Dolar Amerika Naik Setelah Pertemuan FOMC

Setelah pertemuan FOMC kemarin, Dolar Amerika secara ajaib justru mengalami apresiasi terhadap beberapa mata uang utama. Tercatat bahwa setelah adanya pertemuan FOMC tersebut, Indeks Dolar Amerika mengalami peningkatan lebih dari 0,35% dan masih terlihat terus naik. Apresiasi ini merupakan pergerakan yang tidak lazim akibat hasil pertemuan FOMC yang digelar Kamis 20 Agustus 2020 pada 01.00 WIB, berujung kesimpulan kebijakan ekspansif yang berlanjut.
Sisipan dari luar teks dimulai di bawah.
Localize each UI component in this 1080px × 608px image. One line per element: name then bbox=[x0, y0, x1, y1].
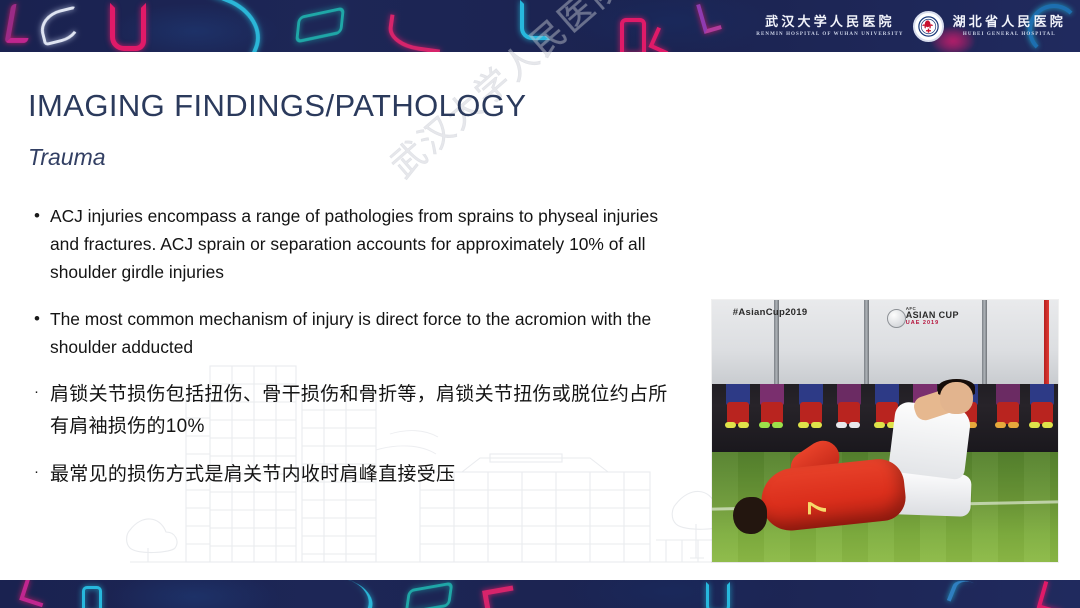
neon-shape-magenta-wave bbox=[386, 14, 444, 52]
hospital-emblem-icon bbox=[913, 11, 944, 42]
neon-shape-magenta-bone bbox=[620, 18, 646, 52]
page-subtitle: Trauma bbox=[28, 144, 106, 171]
player-white-head bbox=[940, 382, 973, 414]
neon-shape-cyan-4 bbox=[706, 582, 730, 608]
photo-banner-title: ASIAN CUP bbox=[906, 310, 959, 320]
bullet-marker-icon: • bbox=[34, 202, 50, 230]
logo-right-english: HUBEI GENERAL HOSPITAL bbox=[963, 32, 1056, 37]
logo-left-block: 武汉大学人民医院 RENMIN HOSPITAL OF WUHAN UNIVER… bbox=[756, 15, 903, 37]
bullet-list: • ACJ injuries encompass a range of path… bbox=[34, 202, 684, 506]
neon-shape-cyan-j bbox=[520, 0, 550, 40]
neon-shape-magenta-2 bbox=[648, 27, 675, 52]
neon-shape-cyan-5 bbox=[947, 580, 1001, 608]
neon-shape-cyan-2 bbox=[82, 586, 102, 608]
slide-footer-band bbox=[0, 580, 1080, 608]
logo-left-chinese: 武汉大学人民医院 bbox=[765, 15, 895, 28]
neon-shape-cyan-fan bbox=[193, 0, 271, 52]
logo-right-chinese: 湖北省人民医院 bbox=[953, 15, 1066, 28]
bullet-marker-icon: · bbox=[34, 459, 50, 485]
neon-shape-magenta-3 bbox=[19, 580, 49, 607]
bullet-text-2: The most common mechanism of injury is d… bbox=[50, 305, 684, 361]
player-red-body: 7 bbox=[758, 457, 908, 533]
logo-right-block: 湖北省人民医院 HUBEI GENERAL HOSPITAL bbox=[953, 15, 1066, 37]
photo-player-red: 7 bbox=[733, 444, 934, 554]
photo-sponsor-board: #AsianCup2019 AFC ASIAN CUP UAE 2019 bbox=[712, 300, 1058, 384]
bullet-text-4: 最常见的损伤方式是肩关节内收时肩峰直接受压 bbox=[50, 459, 455, 491]
neon-shape-magenta-hook bbox=[110, 3, 146, 51]
bullet-marker-icon: • bbox=[34, 305, 50, 333]
player-jersey-number: 7 bbox=[802, 501, 833, 515]
photo-banner-hashtag: #AsianCup2019 bbox=[733, 307, 808, 318]
neon-shape-white-bird bbox=[37, 6, 84, 47]
neon-shape-cyan-3 bbox=[316, 580, 377, 608]
neon-shape-violet-spark bbox=[696, 0, 722, 34]
neon-shape-magenta-5 bbox=[1037, 581, 1070, 608]
bullet-item-2: • The most common mechanism of injury is… bbox=[34, 305, 684, 361]
bullet-text-3: 肩锁关节损伤包括扭伤、骨干损伤和骨折等，肩锁关节扭伤或脱位约占所有肩袖损伤的10… bbox=[50, 379, 684, 444]
neon-shape-teal-plate bbox=[295, 6, 345, 43]
photo-banner-asiancup: AFC ASIAN CUP UAE 2019 bbox=[906, 307, 959, 327]
slide-header-band: 武汉大学人民医院 RENMIN HOSPITAL OF WUHAN UNIVER… bbox=[0, 0, 1080, 52]
neon-shape-teal-plate-2 bbox=[405, 582, 454, 608]
bullet-marker-icon: · bbox=[34, 379, 50, 405]
hospital-logo: 武汉大学人民医院 RENMIN HOSPITAL OF WUHAN UNIVER… bbox=[756, 7, 1066, 45]
photo-banner-sub: UAE 2019 bbox=[906, 321, 959, 327]
bullet-item-4: · 最常见的损伤方式是肩关节内收时肩峰直接受压 bbox=[34, 459, 684, 491]
photo-afc-ball-icon bbox=[887, 309, 906, 328]
logo-left-english: RENMIN HOSPITAL OF WUHAN UNIVERSITY bbox=[756, 32, 903, 37]
bullet-item-3: · 肩锁关节损伤包括扭伤、骨干损伤和骨折等，肩锁关节扭伤或脱位约占所有肩袖损伤的… bbox=[34, 379, 684, 444]
neon-shape-magenta-1 bbox=[5, 4, 35, 43]
soccer-injury-photo: #AsianCup2019 AFC ASIAN CUP UAE 2019 7 bbox=[712, 300, 1058, 562]
neon-shape-magenta-4 bbox=[482, 585, 517, 608]
player-red-head bbox=[733, 497, 767, 534]
bullet-text-1: ACJ injuries encompass a range of pathol… bbox=[50, 202, 684, 287]
page-title: IMAGING FINDINGS/PATHOLOGY bbox=[28, 88, 526, 124]
presentation-slide: 武汉大学人民医院 RENMIN HOSPITAL OF WUHAN UNIVER… bbox=[0, 0, 1080, 608]
bullet-item-1: • ACJ injuries encompass a range of path… bbox=[34, 202, 684, 287]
Dikabarkan bahwa dari pertemuan FOMC tersebut, Bank Sentral Amerika akan terus menggencarkan kebijakan moneter ekspansif. Kebijakan ini dikabarkan akan dilakukan dengan penetapan suku bunga acuan yang mendekati 0%, melawan pernyataan sebelumnya yang ingin mulai menaikkan suku bunga. Selain itu, kebijakan ekspansif lainnya akan diterapkan melalui operasi pasar terbuka dengan pembelian obligasi dalam kerangka kebijakan Yield Curve Control.

Dikabarkan bahwa seluruh kebijakan ekspansif yang tetap digencarkan adalah cara untuk bank sentral mengejar target inflasinya pada 2%. Target ini masih jauh dari realita inflasi Amerika yang masih bergerak pada angka 1% di akhir Bulan Juli 2020. Sehingga, kebijakan ekspansif masih dirasa perlu untuk mencapai target inflasi tersebut.

Pergerakan Tidak Lazim

Walaupun terdapat pernyataan penetapan kebijakan ekspansif, Dolar Amerika terlihat mengalami apresiasi setelah pertemuan FOMC. Pergerakan ini merupakan pergerakan yang tidak lazim akibat seharusnya, dengan adanya kebijakan ekspansif, nilai mata uang umumnya terdepresiasi. Ditambah lagi dengan adanya pernyataan kepala bank sentral mengenai utang yang akan membengkak dalam kebijakan ekspansif pemerintah, seharusnya depresiasi terjadi setelah pertemuan FOMC.

Baca juga: Data Sektor Manufaktur dan Jasa Kemungkinan Membuat EURJPY Naik

Selain itu, untuk mendukung kemungkinan depresiasi, kepala bank sentral juga menyatakan bahwa kedepannya perekonomian masih belum terlihat jelas. Hal ini disebabkan oleh kasus Covid-19 yang masih meningkat serta perekonomian yang masih belum stabil akibat faktor eksternal. Namun, adanya apresiasi yang terjadi, dapat menjadi pertanda kembali kuatnya status Dolar Amerika sebagai mata uang pengaman kekayaan atau safe-haven.

Apresiasi yang terjadi dapat menjadi pertanda kembali kuatnya Dolar Amerika setelah sempat melemah dan hampir kehilangan statusnya sebagai pengaman kekayaan. Dengan terjadinya apresiasi dalam masa ketidakpastian, Dolar Amerika kemungkinan kembali mengamankan statusnya sebagai pengaman dari sisi permintaan yang mendorong apresiasi. Namun, masih belum jelas apa penyebab dari apresiasi mendadak ini. Tetapi asumsi yang bisa diambil adalah Dolar Amerika kembali menguatkan statusnya sebagai mata uang pengaman di mata investor.